9 avril 2007- Gare de Lyon

Dans un café gare de Lyon où tous les fumeurs se pressent parce qu’il est interdit de fumer depuis le 1er février… Une mère et ses deux enfants. Le premier doit avoir quinze ans, la tête de celui qui n’en revient pas, de l’enfance, un visage plein de chtars qui ne me revient pas. N’écoute ni ne voit rien de ce qui se passe autour de lui. Se trouverait parmi les détenus dans la cour de récré de la Santé que ce serait pareil. Pendu au téléphone parce que en parisien qui n’a jamais vu plus loin que le périph, il ne peut se pendre à un arbre; je ne cerne pas la teneur de sa conversation tant elle est vide.
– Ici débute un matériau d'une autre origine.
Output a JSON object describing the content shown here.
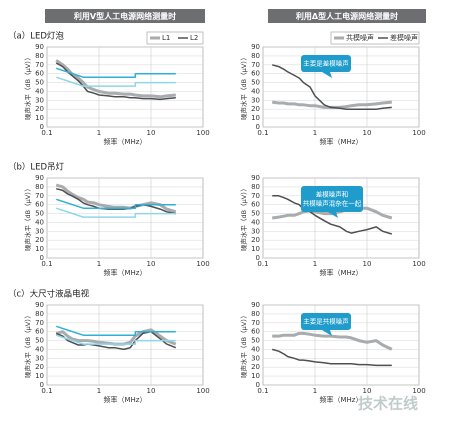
{
  "headers": [
    "利用V型人工电源网络测量时",
    "利用Δ型人工电源网络测量时"
  ],
  "watermark": "技术在线",
  "chart_data": [
    {
      "type": "line",
      "panel_label": "（a）LED灯泡",
      "log_x": true,
      "grid": true,
      "xlabel": "频率（MHz）",
      "ylabel": "噪声水平（dB（μV））",
      "xlim": [
        0.1,
        100
      ],
      "xticks": [
        0.1,
        1,
        10,
        100
      ],
      "ylim": [
        0,
        90
      ],
      "yticks": [
        0,
        10,
        20,
        30,
        40,
        50,
        60,
        70,
        80,
        90
      ],
      "x": [
        0.15,
        0.2,
        0.25,
        0.3,
        0.4,
        0.5,
        0.6,
        0.8,
        1,
        1.5,
        2,
        3,
        4,
        5,
        7,
        10,
        15,
        20,
        30
      ],
      "series": [
        {
          "name": "L1",
          "color": "#a8acae",
          "width": 3,
          "values": [
            75,
            70,
            65,
            60,
            55,
            50,
            45,
            42,
            40,
            38,
            38,
            37,
            37,
            36,
            35,
            35,
            34,
            35,
            36
          ]
        },
        {
          "name": "L2",
          "color": "#4d4f53",
          "width": 1.5,
          "values": [
            72,
            68,
            62,
            58,
            52,
            46,
            40,
            38,
            36,
            35,
            34,
            34,
            33,
            33,
            32,
            32,
            31,
            32,
            33
          ]
        },
        {
          "color": "#2fb0d6",
          "width": 1.5,
          "x": [
            0.15,
            0.5,
            5,
            5,
            30
          ],
          "values": [
            66,
            56,
            56,
            60,
            60
          ]
        },
        {
          "color": "#8fd6ea",
          "width": 1.5,
          "x": [
            0.15,
            0.5,
            5,
            5,
            30
          ],
          "values": [
            56,
            46,
            46,
            50,
            50
          ]
        }
      ]
    },
    {
      "type": "line",
      "log_x": true,
      "grid": true,
      "xlabel": "频率（MHz）",
      "ylabel": "噪声水平（dB（μV））",
      "xlim": [
        0.1,
        100
      ],
      "xticks": [
        0.1,
        1,
        10,
        100
      ],
      "ylim": [
        0,
        90
      ],
      "yticks": [
        0,
        10,
        20,
        30,
        40,
        50,
        60,
        70,
        80,
        90
      ],
      "x": [
        0.15,
        0.2,
        0.25,
        0.3,
        0.4,
        0.5,
        0.6,
        0.8,
        1,
        1.5,
        2,
        3,
        4,
        5,
        7,
        10,
        15,
        20,
        30
      ],
      "annotation": [
        "主要是差模噪声"
      ],
      "series": [
        {
          "name": "共模噪声",
          "color": "#a8acae",
          "width": 3,
          "values": [
            28,
            27,
            27,
            26,
            26,
            25,
            25,
            24,
            24,
            22,
            22,
            22,
            23,
            24,
            25,
            25,
            26,
            27,
            28
          ]
        },
        {
          "name": "差模噪声",
          "color": "#4d4f53",
          "width": 1.5,
          "values": [
            70,
            68,
            65,
            62,
            58,
            55,
            50,
            45,
            35,
            25,
            22,
            21,
            20,
            20,
            20,
            20,
            20,
            21,
            22
          ]
        }
      ]
    },
    {
      "type": "line",
      "panel_label": "（b）LED吊灯",
      "log_x": true,
      "grid": true,
      "xlabel": "频率（MHz）",
      "ylabel": "噪声水平（dB（μV））",
      "xlim": [
        0.1,
        100
      ],
      "xticks": [
        0.1,
        1,
        10,
        100
      ],
      "ylim": [
        0,
        90
      ],
      "yticks": [
        0,
        10,
        20,
        30,
        40,
        50,
        60,
        70,
        80,
        90
      ],
      "x": [
        0.15,
        0.2,
        0.25,
        0.3,
        0.4,
        0.5,
        0.6,
        0.8,
        1,
        1.5,
        2,
        3,
        4,
        5,
        7,
        10,
        15,
        20,
        30
      ],
      "series": [
        {
          "color": "#a8acae",
          "width": 3,
          "values": [
            82,
            80,
            75,
            72,
            68,
            66,
            63,
            62,
            60,
            58,
            57,
            57,
            56,
            58,
            60,
            62,
            60,
            55,
            52
          ]
        },
        {
          "color": "#4d4f53",
          "width": 1.5,
          "values": [
            78,
            76,
            72,
            70,
            66,
            62,
            60,
            58,
            56,
            55,
            55,
            55,
            56,
            58,
            60,
            58,
            55,
            52,
            50
          ]
        },
        {
          "color": "#2fb0d6",
          "width": 1.5,
          "x": [
            0.15,
            0.5,
            5,
            5,
            30
          ],
          "values": [
            66,
            56,
            56,
            60,
            60
          ]
        },
        {
          "color": "#8fd6ea",
          "width": 1.5,
          "x": [
            0.15,
            0.5,
            5,
            5,
            30
          ],
          "values": [
            56,
            46,
            46,
            50,
            50
          ]
        }
      ]
    },
    {
      "type": "line",
      "log_x": true,
      "grid": true,
      "xlabel": "频率（MHz）",
      "ylabel": "噪声水平（dB（μV））",
      "xlim": [
        0.1,
        100
      ],
      "xticks": [
        0.1,
        1,
        10,
        100
      ],
      "ylim": [
        0,
        90
      ],
      "yticks": [
        0,
        10,
        20,
        30,
        40,
        50,
        60,
        70,
        80,
        90
      ],
      "x": [
        0.15,
        0.2,
        0.25,
        0.3,
        0.4,
        0.5,
        0.6,
        0.8,
        1,
        1.5,
        2,
        3,
        4,
        5,
        7,
        10,
        15,
        20,
        30
      ],
      "annotation": [
        "差模噪声和",
        "共模噪声混杂在一起"
      ],
      "series": [
        {
          "color": "#a8acae",
          "width": 3,
          "values": [
            45,
            46,
            47,
            48,
            48,
            50,
            52,
            53,
            52,
            50,
            50,
            52,
            54,
            55,
            56,
            56,
            52,
            48,
            45
          ]
        },
        {
          "color": "#4d4f53",
          "width": 1.5,
          "values": [
            70,
            70,
            68,
            66,
            62,
            60,
            55,
            52,
            48,
            42,
            38,
            35,
            30,
            28,
            30,
            32,
            35,
            30,
            27
          ]
        }
      ]
    },
    {
      "type": "line",
      "panel_label": "（c）大尺寸液晶电视",
      "log_x": true,
      "grid": true,
      "xlabel": "频率（MHz）",
      "ylabel": "噪声水平（dB（μV））",
      "xlim": [
        0.1,
        100
      ],
      "xticks": [
        0.1,
        1,
        10,
        100
      ],
      "ylim": [
        0,
        90
      ],
      "yticks": [
        0,
        10,
        20,
        30,
        40,
        50,
        60,
        70,
        80,
        90
      ],
      "x": [
        0.15,
        0.2,
        0.25,
        0.3,
        0.4,
        0.5,
        0.6,
        0.8,
        1,
        1.5,
        2,
        3,
        4,
        5,
        7,
        10,
        15,
        20,
        30
      ],
      "series": [
        {
          "color": "#a8acae",
          "width": 3,
          "values": [
            58,
            60,
            55,
            52,
            50,
            50,
            50,
            49,
            48,
            47,
            46,
            46,
            48,
            55,
            60,
            62,
            55,
            50,
            46
          ]
        },
        {
          "color": "#4d4f53",
          "width": 1.5,
          "values": [
            58,
            55,
            50,
            48,
            45,
            45,
            46,
            45,
            44,
            42,
            42,
            40,
            42,
            50,
            58,
            60,
            52,
            46,
            42
          ]
        },
        {
          "color": "#2fb0d6",
          "width": 1.5,
          "x": [
            0.15,
            0.5,
            5,
            5,
            30
          ],
          "values": [
            66,
            56,
            56,
            60,
            60
          ]
        },
        {
          "color": "#8fd6ea",
          "width": 1.5,
          "x": [
            0.15,
            0.5,
            5,
            5,
            30
          ],
          "values": [
            56,
            46,
            46,
            50,
            50
          ]
        }
      ]
    },
    {
      "type": "line",
      "log_x": true,
      "grid": true,
      "xlabel": "频率（MHz）",
      "ylabel": "噪声水平（dB（μV））",
      "xlim": [
        0.1,
        100
      ],
      "xticks": [
        0.1,
        1,
        10,
        100
      ],
      "ylim": [
        0,
        90
      ],
      "yticks": [
        0,
        10,
        20,
        30,
        40,
        50,
        60,
        70,
        80,
        90
      ],
      "x": [
        0.15,
        0.2,
        0.25,
        0.3,
        0.4,
        0.5,
        0.6,
        0.8,
        1,
        1.5,
        2,
        3,
        4,
        5,
        7,
        10,
        15,
        20,
        30
      ],
      "annotation": [
        "主要是共模噪声"
      ],
      "series": [
        {
          "color": "#a8acae",
          "width": 3,
          "values": [
            55,
            55,
            56,
            56,
            56,
            58,
            58,
            57,
            56,
            55,
            55,
            54,
            54,
            53,
            50,
            48,
            50,
            45,
            40
          ]
        },
        {
          "color": "#4d4f53",
          "width": 1.5,
          "values": [
            40,
            38,
            35,
            32,
            30,
            28,
            28,
            27,
            26,
            25,
            24,
            24,
            24,
            24,
            23,
            23,
            22,
            22,
            22
          ]
        }
      ]
    }
  ]
}
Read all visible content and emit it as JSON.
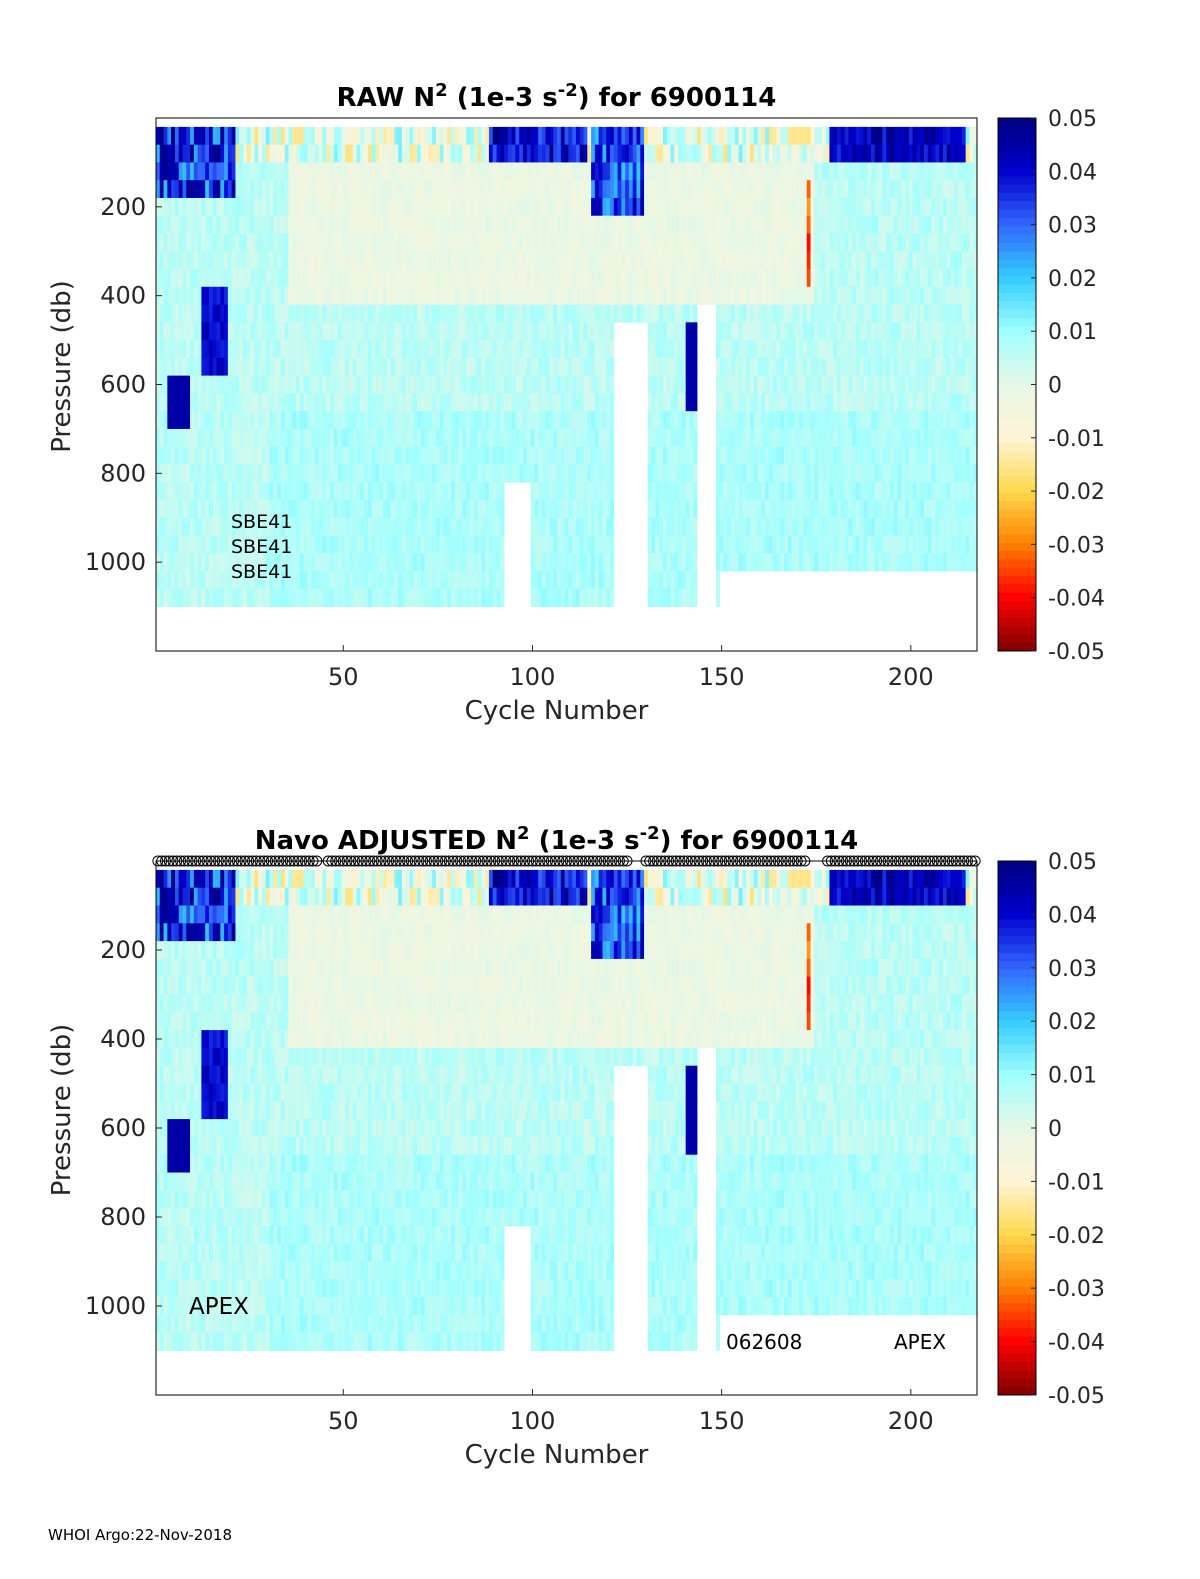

Le second a onze ans et cet âge je l’ai toujours détesté et redouté tant je le trouve bâtard: allez savoir pourquoi, je n’ai jamais su le distinguer de Louis XI, l’universelle araignée qui se hissait le long des toiles de mes rêves de gosse. Alors, les gosses de onze ans, je les repère tout de suite, ne me trompe jamais: lui, il a onze ans. Il est gros, porcin. Lui, est accroché tel une araignée à sa game boy, sa masse graisseuse, boudinée dans un jogging de velours, tressaute au rythme des obstacles virtuels. Manque de pudeur limite indécent. N’écoute ni ne voit rien de ce qui se passe autour de lui. La mère est seule, chacun de ses fils s’impose en parenthèse qui l’enferment. Des yeux, elle cherche auprès des gens qui l’entourent un regard auquel se suspendre, ses yeux divaguent. A cet instant je sens que tout s’arrête, que cette femme dans le café de cette gare vit un moment suspendu de bilan. «Je suis seule, mes enfants ne me voient même pas, qu’ai-je fait pour mériter ça, suis-je responsable ?». Peut-être ne se dit-elle pas ça, mais alors pas du tout, mais en tout cas sa main droite se crispe sur le rebord de la table. Et elle se dit quelque chose, fixement. Ses yeux s’ourlent de vaguelettes qui ne s’écoulent pas. Soudain, elle se lève, s’extirpe de son désespoir et se dirige vers les toilettes, pour aller, peut-être, vomir sa bile. Elle tombe d’un coup, s’affaisse, le fil se sa vie ploie et lâche. Comme une corde, elle gît. Le fils porcin pousse un cri parce qu’il vient de se prendre une balle, « you loose… Game over ». Le second lui demande de faire moins de bruit. Derrière eux, leur mère ne se relève pas. Et c’est tout.